Design of a multi-channel polarization-preserving optical system for the KSTAR motional Stark effect diagnostic

An optical system capable of preserving, or minimizing the change of, the polarization properties of incident light has been designed and fabricated for the motional Stark effect diagnostic system which measures internal magnetic field structures inside the tokamak for the Korea Superconducting Tokamak Advanced Research. A dual photoelastic modulator (PEM) with a linear polarizer is included in the optical train with four lenses, a mirror and a dichroic beam splitter. Particular cares have been taken for the polarization properties of the delivered light to be perturbed as little as possible under a strong magnetic field and high vacuum. The lenses are made of STIH-6, a material with low Verdet constant, which minimizes the Faraday rotation.
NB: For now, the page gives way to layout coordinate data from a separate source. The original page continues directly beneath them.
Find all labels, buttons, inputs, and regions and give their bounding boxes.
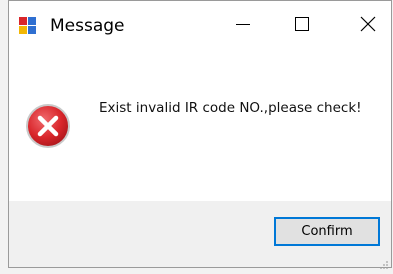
dialog-content: Exist invalid IR code NO.,please check! [9,47,391,201]
maximize-button[interactable] [279,1,325,47]
app-window-icon [19,17,36,34]
title-bar[interactable]: Message [9,1,391,47]
maximize-icon [295,17,309,31]
resize-grip-icon[interactable] [379,255,389,269]
dialog-footer: Confirm [9,201,391,269]
minimize-button[interactable] [220,1,266,47]
close-button[interactable] [345,1,391,47]
message-dialog: Message Exist invalid IR code NO.,please… [8,0,392,269]
confirm-button[interactable]: Confirm [274,217,380,246]
error-message: Exist invalid IR code NO.,please check! [99,100,362,116]
window-title: Message [50,16,125,36]
minimize-icon [236,24,250,25]
close-icon [360,16,376,32]
error-icon [25,103,71,149]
The residual Faraday rotation that takes place in the non-STIH-6 optical elements such as the vacuum window and the optical apertures of the PEM is calibrated out from the in-situ measurements using an in-vessel reference polarizer while energizing the magnetic field coils. In the lens design, the object plane is rotated by 44.8° from the optical axis because of the tilted setup-port. The image surface has a finite curvature to reduce the aberration from the four lenses. The fiber dissector is designed based on the focal plane that aligns the focal points from 25 lines-of-sight, each of which constitutes a bundle of 19 fibers. The fibers run about 35 m from the front optics in the tokamak vacuum vessel to the detector in the diagnostic area remote from the tokamak hall. The footprint images at the intersections of the lines-of-sight on the neutral beam trajectory confirms the imaging quality is sufficient to the diagnostic requirement with the designed magnifications.